Genetically engineered mouse models of craniopharyngioma: an opportunity for therapy development and understanding of tumor biology.

Adamantinomatous craniopharyngioma (ACP) is the commonest tumor of the sellar region in childhood. Two genetically engineered mouse models have been developed and are giving valuable insights into ACP biology. These models have identified novel pathways activated in tumors, revealed an important function of paracrine signalling and extended conventional theories about the role of organ-specific stem cells in tumorigenesis. In this review, we summarize these mouse models, what has been learnt, their limitations and open questions for future research. We then discussed how these mouse models may be used to test novel therapeutics against potentially targetable pathways recently identified in human ACP.

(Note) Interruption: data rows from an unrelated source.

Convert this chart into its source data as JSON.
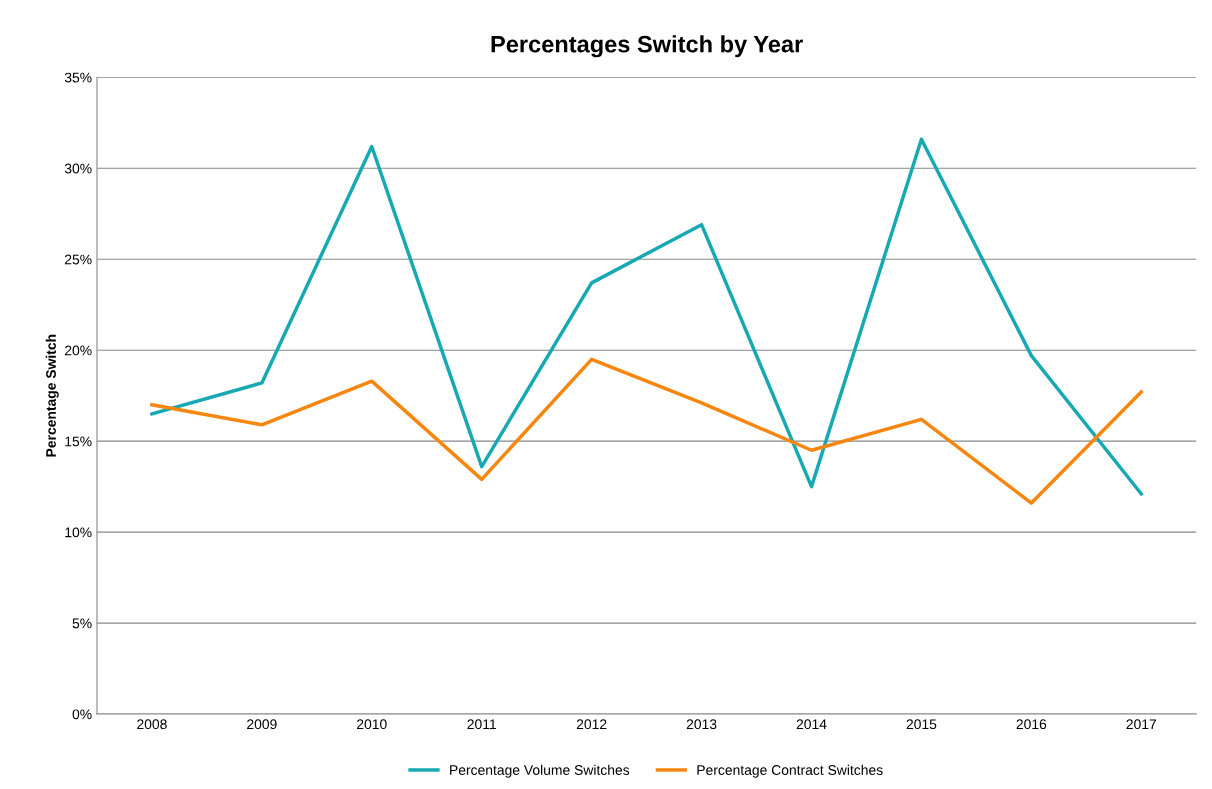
{
  "chart_data": {
    "type": "line",
    "title": "Percentages Switch by Year",
    "ylabel": "Percentage Switch",
    "categories": [
      "2008",
      "2009",
      "2010",
      "2011",
      "2012",
      "2013",
      "2014",
      "2015",
      "2016",
      "2017"
    ],
    "series": [
      {
        "name": "Percentage Volume Switches",
        "color": "#17a9b3",
        "values": [
          16.5,
          18.2,
          31.2,
          13.6,
          23.7,
          26.9,
          12.5,
          31.6,
          19.7,
          12.1
        ]
      },
      {
        "name": "Percentage Contract Switches",
        "color": "#f7860f",
        "values": [
          17.0,
          15.9,
          18.3,
          12.9,
          19.5,
          17.1,
          14.5,
          16.2,
          11.6,
          17.7
        ]
      }
    ],
    "ylim": [
      0,
      35
    ],
    "yticks": [
      {
        "value": 0,
        "label": "0%"
      },
      {
        "value": 5,
        "label": "5%"
      },
      {
        "value": 10,
        "label": "10%"
      },
      {
        "value": 15,
        "label": "15%"
      },
      {
        "value": 20,
        "label": "20%"
      },
      {
        "value": 25,
        "label": "25%"
      },
      {
        "value": 30,
        "label": "30%"
      },
      {
        "value": 35,
        "label": "35%"
      }
    ],
    "grid": "y",
    "legend": "bottom",
    "marker": "none",
    "line_style": "solid"
  }
}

Proteomics in pediatric cystic craniopharyngioma.

Adamantinomatous craniopharyngioma (ACP) is still often burdened by a poor prognosis in children as far as the risk of recurrence and the quality of life are concerned. Therefore, many efforts are now dedicated to investigate the molecular characteristics of this tumor aiming at finding new therapeutic options. ACP is prevalently a cystic lesion so that an increasing number of researches are focused on the analysis of its cystic content. In the present article, the main results of the current proteomic analysis (PA) on the ACP fluid are summarized. Both "bottom-up" and "top-down" approaches have been utilized. In the bottom-up approach, proteins and peptides are enzymatically or chemically digested prior to liquid chromatography and mass spectrometry analyses. The bottom-up approach pointed out several proteins of the inflammation (namely, α2-HS-glycoprotein, α1-antichymotrypsin and apolipoproteins) as possibly involved in the genesis and growth of the cystic component of ACP. The top-down strategy analyzes proteins and peptides in the intact state, making it particularly suitable for the identification of peptides and low molecular weight proteins and for the characterization of their possible isoforms and post-translational modifications. The top-down approach disclosed the presence of the thymosin β family. Thymosin β4, in particular, which is involved in the cytoskeleton organization and migration of several tumors, could play a role in the progression of ACP. Finally, PA was utilized to investigate alterations in cyst fluid character after treatment with interferon-α. The analyzed samples showed a progressive reduction of the levels of α-defensins (proteins involved in the inflammatory-mediated response) after the intracystic injection of interferon-α, thus reinforcing the hypothesis that inflammation contributes to ACP cyst pathogenesis. Additional studies on the solid component of ACP are still necessary to further validate the previous results and to identify possible markers for targeted therapy.